Their right to possession is exclusive, so long as they pay their rent and comply with the other terms of their leases. Porter v. Merrill, 124 Mass. 534 .
But the plaintiff contends that the word "occupied" in the statute is not used in its natural sense, to import an actual occupation, but merely as a synonym of "used" or "appropriated." It would be hard in any event so to alter the meaning of this word, in view of the rule of construction laid down in R. L. c. 8, § 4, cl. 3. But the contention proceeds upon a misconception of the provisions of St. 1909, c. 490, Part I, § 5, cl. 3. That section first exempts from taxation the personal property of corporations like the plaintiff; then it exempts likewise their real estate, "owned and occupied by them or their officers for the purposes for which they are incorporated;" then it further provides, as a limitation of the two exemptions thus created, that there shall be no exemption of either real or personal property if any of the income or profits is "divided among the stockholders or members, or is used or appropriated for other than literary, educational, benevolent, charitable, scientific or religious purposes." It is with reference to the purpose of an occupation by the corporation or its officers and to the application made of its income that the purpose, the use, or the appropriation is material. But there must be an actual occupation by the corporation or its officers before the purpose of that occupation can be considered, and so are the decisions to which we have referred. Nor do the cases cited by the plaintiff support its contention. In Mount Hermon Boys' School v. Gill, 145 Mass. 139 , the property which was held to be exempt was in the occupation of the plaintiff, and the question discussed by the court, so far as it bears upon this point, was as to the character of the use and the application made of the products. In Massachusetts General Hospital v. Somerville, 101 Mass. 319 , the same was conceded to be true, except as to one house, and it was held that it could be found that this was occupied by an employee of the plaintiff in the character of a servant rather than a tenant of the plaintiff, so that all the property was occupied by that plaintiff. The question was not one of occupation, but of the intention of the plaintiff as affecting the character of the occupation. This is true also of New England Hospital v. Boston, 113 Mass. 518 . The case of Redemptorist Fathers v. Boston, 129 Mass. 178 ,
decides that not only must there be a present occupation by the corporation or its officers, but that the occupation must be simultaneously for the charitable purposes of the corporation. The case of Old South Association v. Boston, 212 Mass. 299 , has no bearing upon this point, because there a special act provided for the exemption of both land and meeting house so long as the latter was used for the purposes stated. In Willamette University v. Knight, 35 Ore. 33, it was held that land of an educational institution leased for agricultural purposes was not actually occupied for the educational purposes of the institution. The two cases last cited are authorities for our view.

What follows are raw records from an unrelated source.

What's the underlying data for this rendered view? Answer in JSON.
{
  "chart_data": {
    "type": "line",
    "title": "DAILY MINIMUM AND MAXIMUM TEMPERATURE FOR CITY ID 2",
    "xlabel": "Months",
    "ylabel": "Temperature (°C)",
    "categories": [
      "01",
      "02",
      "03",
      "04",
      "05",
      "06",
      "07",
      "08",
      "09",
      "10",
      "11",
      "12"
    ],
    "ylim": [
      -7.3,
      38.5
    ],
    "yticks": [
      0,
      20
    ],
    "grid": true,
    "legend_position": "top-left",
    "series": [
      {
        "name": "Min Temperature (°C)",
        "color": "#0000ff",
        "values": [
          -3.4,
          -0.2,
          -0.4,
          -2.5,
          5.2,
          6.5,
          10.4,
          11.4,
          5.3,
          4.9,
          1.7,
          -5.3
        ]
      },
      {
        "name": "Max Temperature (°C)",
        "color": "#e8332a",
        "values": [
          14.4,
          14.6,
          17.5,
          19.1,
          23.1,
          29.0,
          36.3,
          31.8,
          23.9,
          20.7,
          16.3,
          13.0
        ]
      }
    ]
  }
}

That any net income realized from this property is to be applied to the charitable purposes of the plaintiff is not material. Chapel of the Good Shepherd v. Boston, 120 Mass. 212 .
Because the real estate upon which the tax was imposed was not occupied by the plaintiff corporation, but was occupied by its tenants, it was not exempted from taxation. The judgment for the plaintiff must be reversed, and judgment must be entered for the defendant.